Assume that if you want to make clones, or field volumes, or procedural geometry, or deformed arrangements of primitives, or composites in 2D space from combinations of generators and video inputs – the systems are just as thoughtful as the systems designed for particles. Notch really is all about finished work – the systems themselves are transparent, and require the least amount of schooling before you get started, compared to any similarly-capable tools.

I’d like to talk a bit more about getting external geometry into Notch. For my VFX people – “it can slurp in alembics, and deal with UVs that change per frame.” For everyone else, this means Notch is capable of hosting what are traditionally effects rendered with cinema-grade techniques. I’ve gotten 12 minutes of animation distributed over four simultaneous files for a total of 64ish GB of data in the scene to playback at 60 FPS, lit and textured, on an [NVIDIA] 1080 GTX.

Notch can also take in FBX files (if textures are available to the system they will be associated on import), and animate skeletal FBX rigs. You can, for example, hook Notch up to a motion capture suit and animate your character that way. It’s even easy to do – now all that is stopping you is money.

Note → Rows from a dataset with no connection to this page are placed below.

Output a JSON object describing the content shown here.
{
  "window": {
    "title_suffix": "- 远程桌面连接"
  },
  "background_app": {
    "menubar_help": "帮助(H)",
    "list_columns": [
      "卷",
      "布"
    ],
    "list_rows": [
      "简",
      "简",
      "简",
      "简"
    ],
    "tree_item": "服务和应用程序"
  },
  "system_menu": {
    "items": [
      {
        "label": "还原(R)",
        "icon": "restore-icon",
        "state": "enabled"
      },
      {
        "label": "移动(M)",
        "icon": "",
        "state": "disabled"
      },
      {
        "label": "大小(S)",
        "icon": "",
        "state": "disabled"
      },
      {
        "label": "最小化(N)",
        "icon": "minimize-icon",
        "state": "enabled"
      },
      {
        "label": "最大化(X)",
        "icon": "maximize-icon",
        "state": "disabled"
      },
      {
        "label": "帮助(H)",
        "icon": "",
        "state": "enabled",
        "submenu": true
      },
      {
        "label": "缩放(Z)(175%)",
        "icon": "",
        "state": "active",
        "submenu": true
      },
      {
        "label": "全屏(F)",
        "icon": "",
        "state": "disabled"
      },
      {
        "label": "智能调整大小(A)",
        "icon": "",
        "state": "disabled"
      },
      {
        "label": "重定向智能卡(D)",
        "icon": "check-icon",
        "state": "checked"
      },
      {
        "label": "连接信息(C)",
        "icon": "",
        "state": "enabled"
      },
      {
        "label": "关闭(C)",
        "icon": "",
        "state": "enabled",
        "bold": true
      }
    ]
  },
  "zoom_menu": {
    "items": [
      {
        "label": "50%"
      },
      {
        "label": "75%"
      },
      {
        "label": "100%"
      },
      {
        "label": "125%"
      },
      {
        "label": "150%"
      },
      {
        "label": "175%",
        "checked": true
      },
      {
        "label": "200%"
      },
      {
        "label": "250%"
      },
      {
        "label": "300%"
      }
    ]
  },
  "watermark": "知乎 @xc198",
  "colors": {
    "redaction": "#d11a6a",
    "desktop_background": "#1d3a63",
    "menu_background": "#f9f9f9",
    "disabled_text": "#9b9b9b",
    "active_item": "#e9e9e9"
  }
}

There’s no getting around it – a Notch-based lifestyle requires a certain amount of commitment. It’s not cheap software – £99 a month to render finished video, £189/month to output media server blocks, £50/week to run finished applications (Playback Leasing license, which lets you move between jobs on a USB license).

See the full pricing below. There’s also a limited-time £99, non-production artists’ “Learning” license, which for now is on sale for £59. (A free trial is also available.)

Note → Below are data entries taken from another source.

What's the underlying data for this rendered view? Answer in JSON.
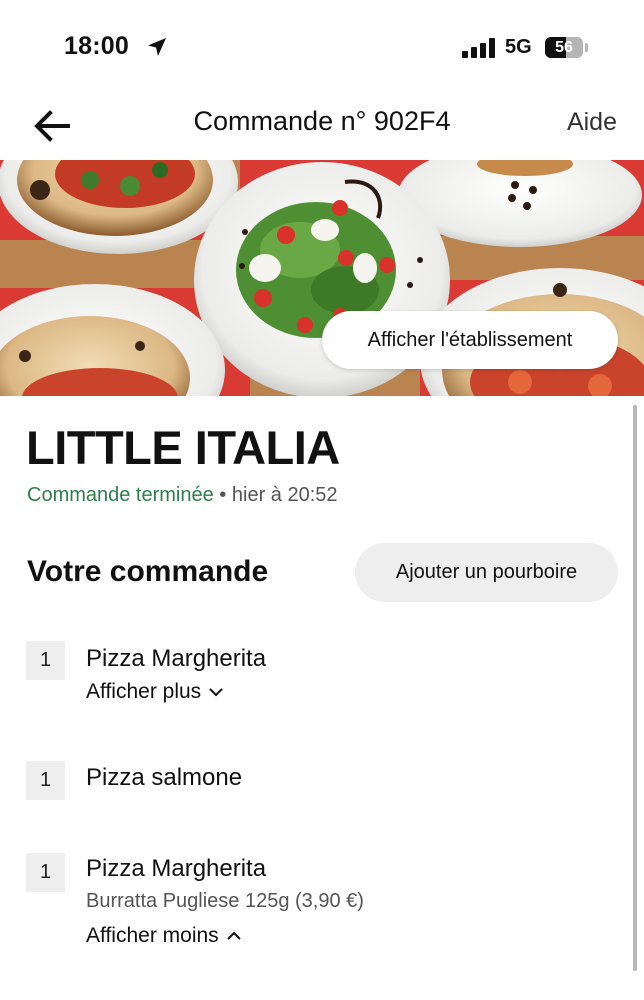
{
  "status_bar": {
    "time": "18:00",
    "network": "5G",
    "battery": "56",
    "battery_level": 0.56
  },
  "nav": {
    "title": "Commande n° 902F4",
    "help": "Aide"
  },
  "hero": {
    "view_store_label": "Afficher l'établissement"
  },
  "restaurant": {
    "name": "LITTLE ITALIA",
    "status": "Commande terminée",
    "separator": " • ",
    "time": "hier à 20:52"
  },
  "order": {
    "section_title": "Votre commande",
    "tip_label": "Ajouter un pourboire",
    "items": [
      {
        "qty": "1",
        "name": "Pizza Margherita",
        "toggle": "Afficher plus"
      },
      {
        "qty": "1",
        "name": "Pizza salmone"
      },
      {
        "qty": "1",
        "name": "Pizza Margherita",
        "option": "Burratta Pugliese 125g (3,90 €)",
        "toggle": "Afficher moins"
      }
    ]
  },
  "colors": {
    "success": "#2e7d4f",
    "chip_bg": "#eeeeee"
  }
}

However, let me be clear on one thing. My studio, Savages, is as indie as it gets, and even we find Notch to be our most valuable asset in our toolkit. There’s nothing like being able to render video fast, and there’s also nothing like being able to change content in a server, and there’s also nothing like being able to quickly and elegantly prototype interactive visual effects. For all of these features to exist in one software is intense, and the value even at $250/month is honestly unmet by any other software tool I’m aware of.

If the triple-threat (render, change, author) isn’t valuable to you, that’s ok – Notch might not be for you. If you make a living pushing pixels, or want to make a living pushing pixels, or just want to push pixels very quickly, it’s hard to compete with the level of service on offer with Notch. Even as I’m writing this during COVID-19 and all my jobs are canceling, it’s hard to imagine going without the dongle.